Le 22 septembre 1995, le conseil communal de Stadtbredimus, statuant dans le cadre des réclamations introduites contre sa décision précitée du 20 juin 1995 portant approbation provisoire du nouveau plan d’aménagement général, parmi lesquelles celle de Monsieur …, décida à l’unanimité des membres présents « de maintenir les limites du plan d’aménagement général telles qu’elles ont été approuvées provisoirement dans la séance du 20 juin 1995 à l’exception des parcelles de la partie de la zone d’aménagement particulier sise à …, au lieu-

dit « … » reclassée en zone verte » et approuva définitivement le nouveau plan d’aménagement général de la commune de Stadtbredimus, avec les réclamations y relatives.

Par courrier du 1er avril 1999, l’administration communale de Stadtbredimus informa Monsieur … de ce qui suit : « Lors de sa séance du 22 septembre 1995, le conseil communal de la commune a délibéré sur votre réclamation écrite portée à l’égard du plan d’aménagement voté provisoirement le 20 juin 1995.

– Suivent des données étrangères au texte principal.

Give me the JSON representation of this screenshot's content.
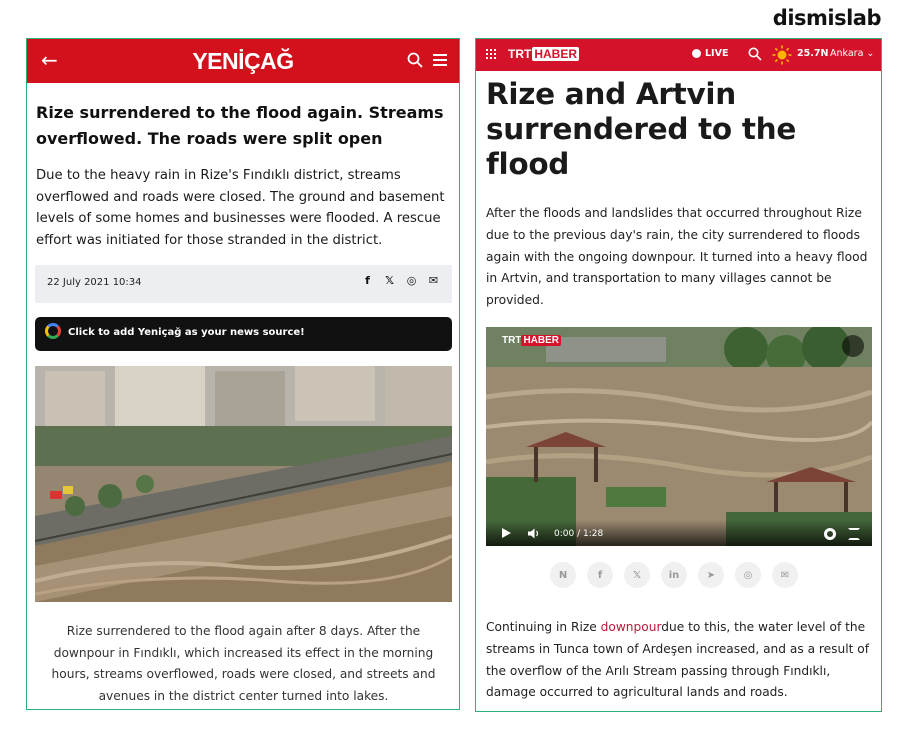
{
  "brand": "dismislab",
  "yenicag": {
    "back_arrow": "←",
    "logo": "YENİÇAĞ",
    "title": "Rize surrendered to the flood again. Streams overflowed. The roads were split open",
    "lead": "Due to the heavy rain in Rize's Fındıklı district, streams overflowed and roads were closed. The ground and basement levels of some homes and businesses were flooded. A rescue effort was initiated for those stranded in the district.",
    "date": "22 July 2021 10:34",
    "share_icons": [
      "facebook-icon",
      "x-icon",
      "whatsapp-icon",
      "mail-icon"
    ],
    "share_glyphs": [
      "f",
      "𝕏",
      "◎",
      "✉"
    ],
    "google_button": "Click to add Yeniçağ as your news source!",
    "caption": "Rize surrendered to the flood again after 8 days. After the downpour in Fındıklı, which increased its effect in the morning hours, streams overflowed, roads were closed, and streets and avenues in the district center turned into lakes."
  },
  "trt": {
    "logo_trt": "TRT",
    "logo_haber": "HABER",
    "live": "LIVE",
    "temperature": "25.7N",
    "city": "Ankara ⌄",
    "title": "Rize and Artvin surrendered to the flood",
    "lead": "After the floods and landslides that occurred throughout Rize due to the previous day's rain, the city surrendered to floods again with the ongoing downpour. It turned into a heavy flood in Artvin, and transportation to many villages cannot be provided.",
    "video_time": "0:00 / 1:28",
    "share_icons": [
      "news-icon",
      "facebook-icon",
      "x-icon",
      "linkedin-icon",
      "telegram-icon",
      "whatsapp-icon",
      "mail-icon"
    ],
    "share_glyphs": [
      "N",
      "f",
      "𝕏",
      "in",
      "➤",
      "◎",
      "✉"
    ],
    "body_before": "Continuing in Rize ",
    "body_link": "downpour",
    "body_after": "due to this, the water level of the streams in Tunca town of Ardeşen increased, and as a result of the overflow of the Arılı Stream passing through Fındıklı, damage occurred to agricultural lands and roads."
  },
  "colors": {
    "yenicag_red": "#d3111d",
    "trt_red": "#d4132a",
    "panel_border": "#2bb07a"
  }
}
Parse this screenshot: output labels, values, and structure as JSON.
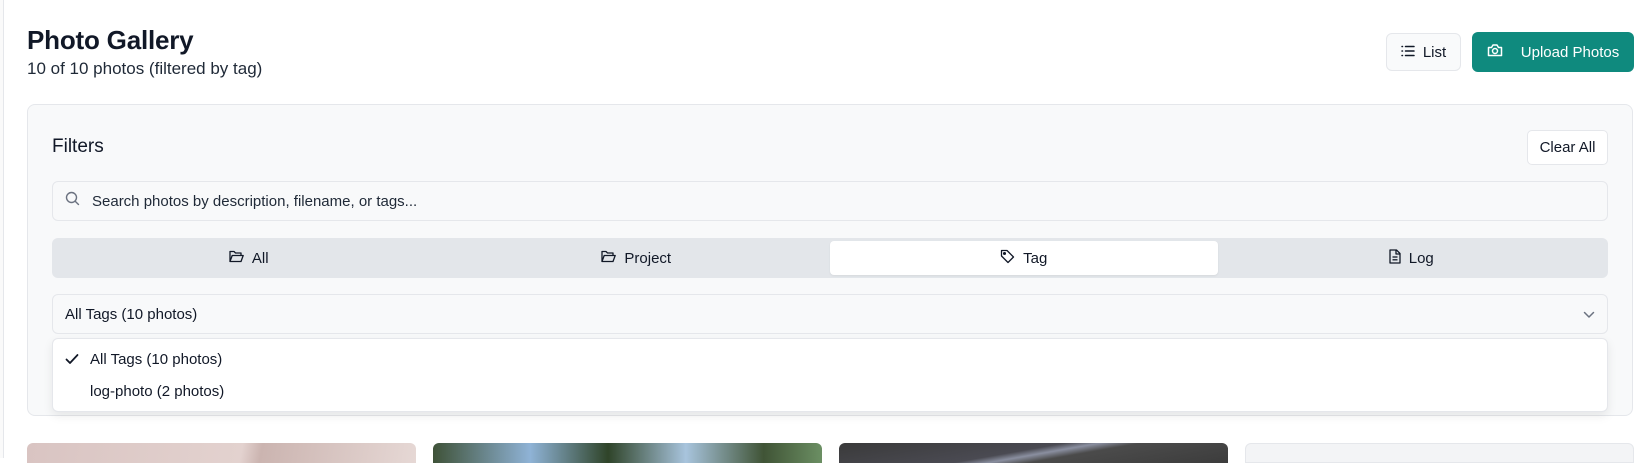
{
  "header": {
    "title": "Photo Gallery",
    "subtitle": "10 of 10 photos (filtered by tag)",
    "list_button": {
      "label": "List",
      "icon": "list-icon"
    },
    "upload_button": {
      "label": "Upload Photos",
      "icon": "camera-icon"
    }
  },
  "filters": {
    "title": "Filters",
    "clear_label": "Clear All",
    "search": {
      "placeholder": "Search photos by description, filename, or tags...",
      "value": "",
      "icon": "search-icon"
    },
    "tabs": [
      {
        "label": "All",
        "icon": "folder-open-icon",
        "active": false
      },
      {
        "label": "Project",
        "icon": "folder-open-icon",
        "active": false
      },
      {
        "label": "Tag",
        "icon": "tag-icon",
        "active": true
      },
      {
        "label": "Log",
        "icon": "file-text-icon",
        "active": false
      }
    ],
    "tag_select": {
      "selected": "All Tags (10 photos)",
      "icon": "chevron-down-icon",
      "options": [
        {
          "label": "All Tags (10 photos)",
          "selected": true
        },
        {
          "label": "log-photo (2 photos)",
          "selected": false
        }
      ]
    }
  },
  "colors": {
    "accent": "#0f8a7e",
    "panel_background": "#f8f9fa",
    "tabs_background": "#e3e6ea",
    "border": "#e5e7eb"
  }
}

Vu vos arguments soumis, le collège échevinal a été chargé de vous informer que le conseil communal a accepté unanimement votre réclamation sous condition que vous procédez à la présentation d’un plan d’aménagement particulier.

Votre dossier avec l’avis favorable du conseil communal sera transmis à l’approbation de l’autorité compétente supérieure ».

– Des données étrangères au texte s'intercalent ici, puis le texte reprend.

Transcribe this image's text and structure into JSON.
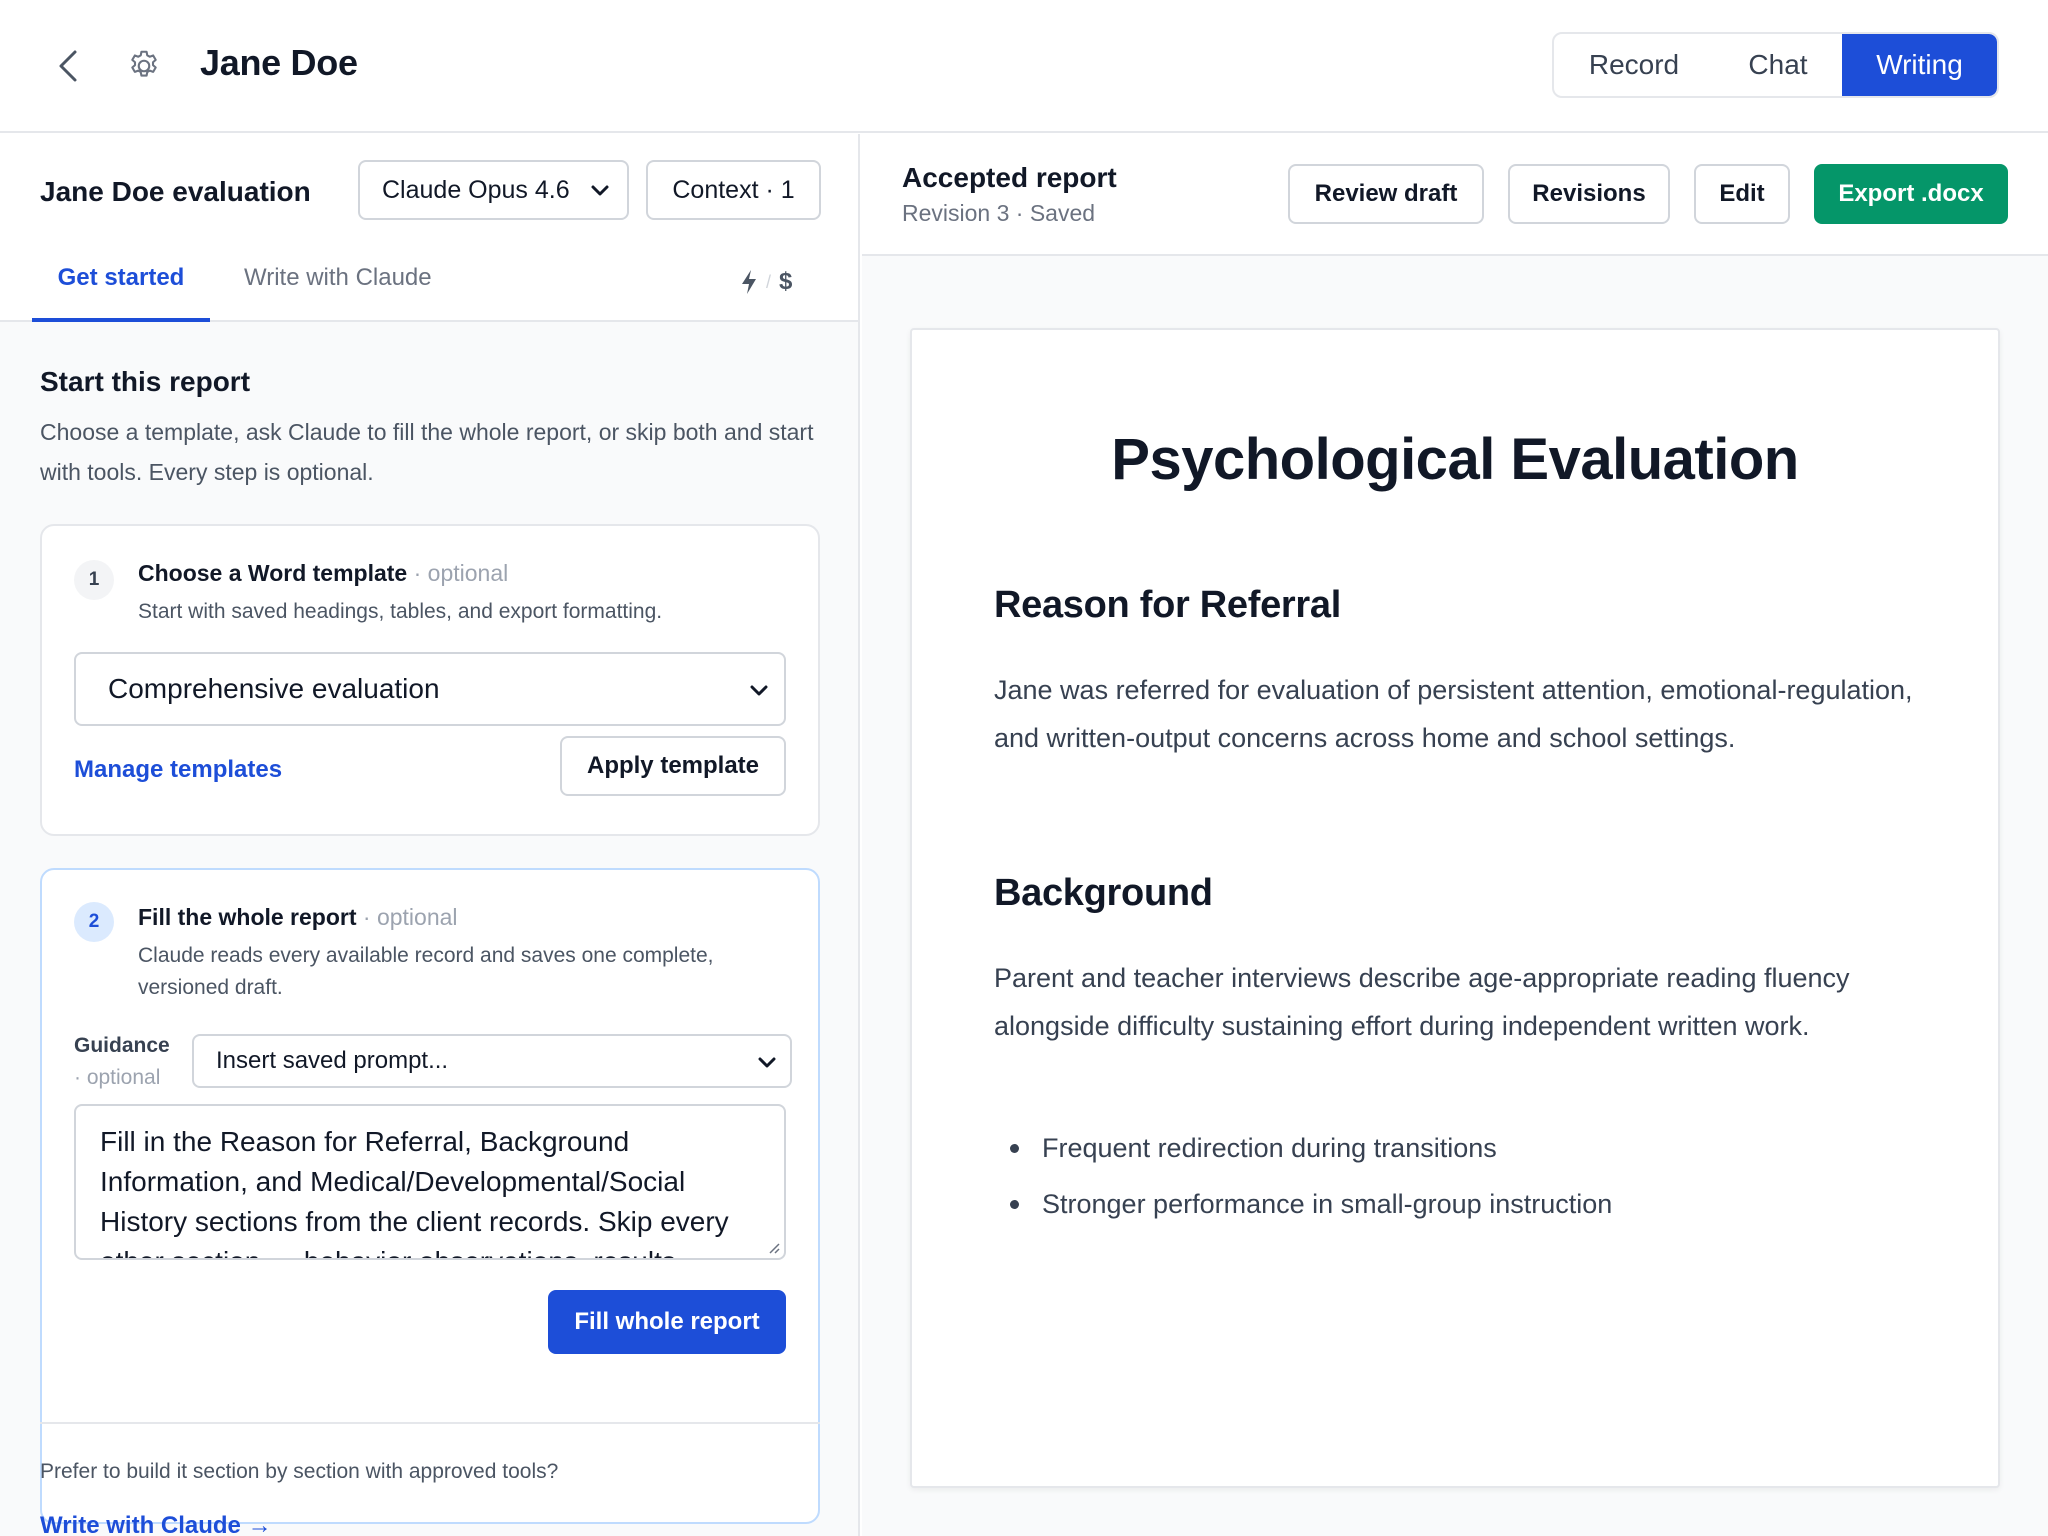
{
  "header": {
    "title": "Jane Doe",
    "modes": [
      "Record",
      "Chat",
      "Writing"
    ],
    "active_mode": "Writing"
  },
  "left": {
    "report_name": "Jane Doe evaluation",
    "model": "Claude Opus 4.6",
    "context_label": "Context · 1",
    "tabs": [
      "Get started",
      "Write with Claude"
    ],
    "mode_icons": {
      "fast": "lightning-icon",
      "sep": "/",
      "cost": "$"
    },
    "start_title": "Start this report",
    "start_desc": "Choose a template, ask Claude to fill the whole report, or skip both and start with tools. Every step is optional.",
    "step1": {
      "number": "1",
      "title": "Choose a Word template",
      "optional": " · optional",
      "desc": "Start with saved headings, tables, and export formatting.",
      "selected_template": "Comprehensive evaluation",
      "manage_link": "Manage templates",
      "apply_label": "Apply template"
    },
    "step2": {
      "number": "2",
      "title": "Fill the whole report",
      "optional": " · optional",
      "desc": "Claude reads every available record and saves one complete, versioned draft.",
      "guidance_label": "Guidance",
      "guidance_optional": "· optional",
      "prompt_select": "Insert saved prompt...",
      "guidance_text": "Fill in the Reason for Referral, Background Information, and Medical/Developmental/Social History sections from the client records. Skip every other section — behavior observations, results",
      "fill_label": "Fill whole report"
    },
    "prefer_text": "Prefer to build it section by section with approved tools?",
    "write_link": "Write with Claude →"
  },
  "right": {
    "accepted_title": "Accepted report",
    "revision_status": "Revision 3 · Saved",
    "buttons": {
      "review": "Review draft",
      "revisions": "Revisions",
      "edit": "Edit",
      "export": "Export .docx"
    },
    "doc": {
      "title": "Psychological Evaluation",
      "reason_heading": "Reason for Referral",
      "reason_text": "Jane was referred for evaluation of persistent attention, emotional-regulation, and written-output concerns across home and school settings.",
      "background_heading": "Background",
      "background_text": "Parent and teacher interviews describe age-appropriate reading fluency alongside difficulty sustaining effort during independent written work.",
      "bullets": [
        "Frequent redirection during transitions",
        "Stronger performance in small-group instruction"
      ]
    }
  },
  "colors": {
    "accent": "#1d4ed8",
    "export": "#059669",
    "border": "#e5e7eb",
    "muted_text": "#6b7280"
  }
}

Suivant courrier du 28 mars 2000, à l’adresse du commissaire de district à Grevenmacher, le ministre de l’Intérieur pria ce dernier de « faire savoir aux autorités communales qu’il y a lieu de reprendre la susdite procédure [portant approbation définitive du projet d’aménagement général] d’après le vote définitif, vote qui devra mentionner clairement la position du conseil communal quant à chacune des réclamations en question et énoncer en même temps la situation exacte des fonds dont il s’agit ».

Le 16 mai 2000, le conseil communal de Stadtbredimus décida par huit voix et une abstention de rejeter toute réclamation formulée contre le nouveau plan d’aménagement général de la commune, et de maintenir les limites du plan d’aménagement général telles qu’elles ont été approuvées provisoirement dans la séance du 20 juin 1995 à l’exception de diverses parcelles reclassées en zone verte par décision du ministre de l’Environnement.

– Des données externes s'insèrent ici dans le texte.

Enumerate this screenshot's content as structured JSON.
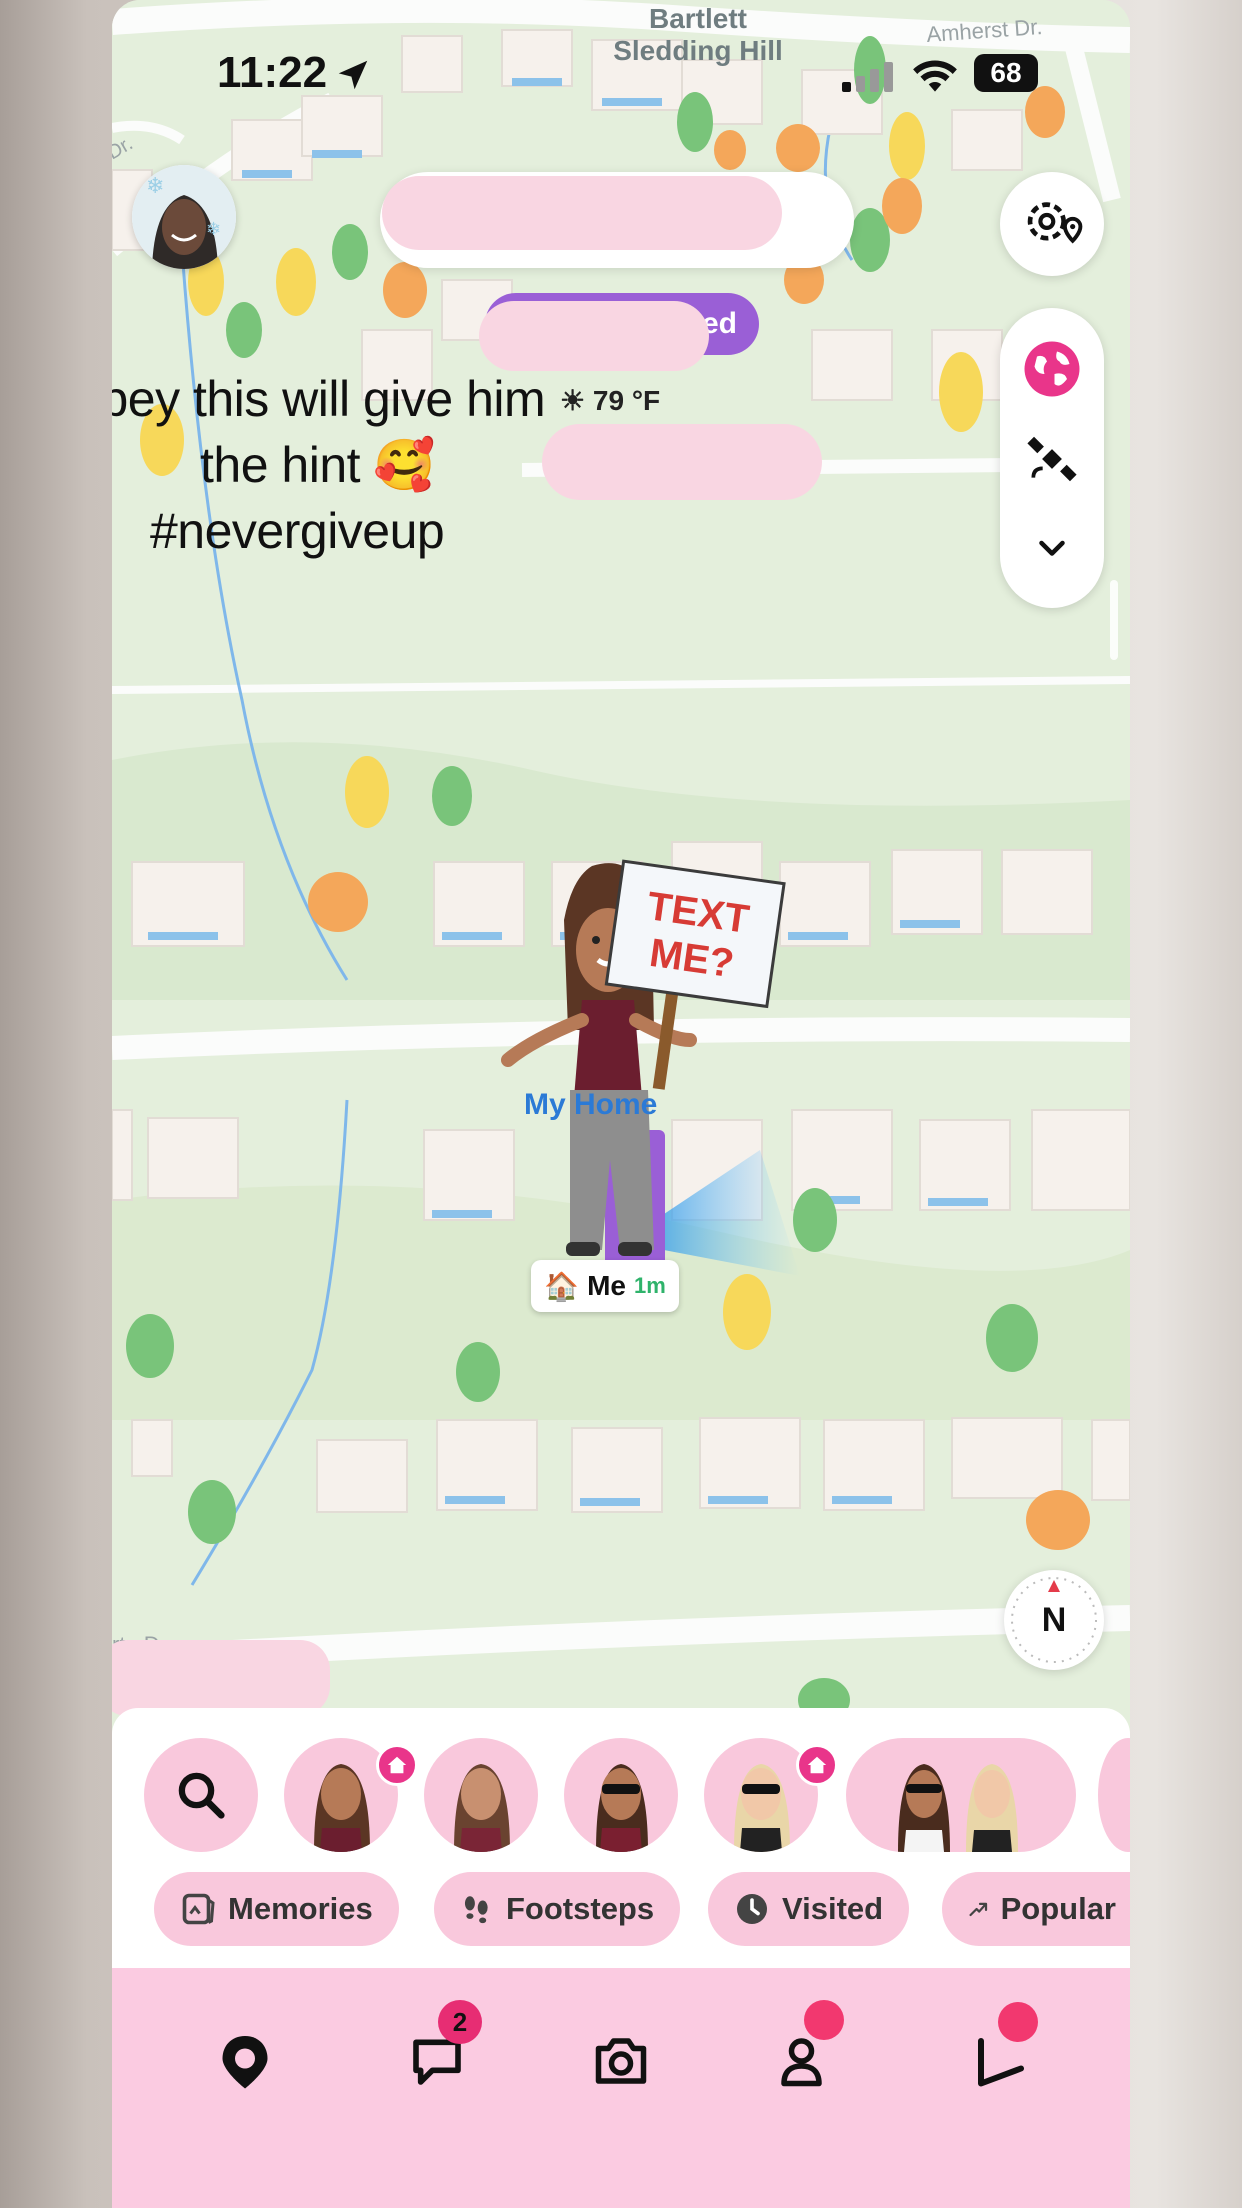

Par courrier du 29 novembre 2000, l’administration communale de Stadtbredimus informa Monsieur … de ce qui suit : « Lors de sa séance du 16 mai 2000, le conseil communal de la commune a délibéré sur votre réclamation écrite portée à l’égard du plan d’aménagement voté provisoirement le 20 juin 1995.

Le collège échevinal a été chargé de vous informer que le conseil communal n’a pas accepté votre réclamation par huit voix et une abstention des membres étant donné que vos parcelles sont trop éloignées du plan d’aménagement général existant.

Votre dossier avec l’avis défavorable du conseil communal est transmis à l’approbation de l’autorité compétente supérieure.

Les réclamations doivent être adressées au ministère de tutelle dans les quinze jours, à peine de forclusion ».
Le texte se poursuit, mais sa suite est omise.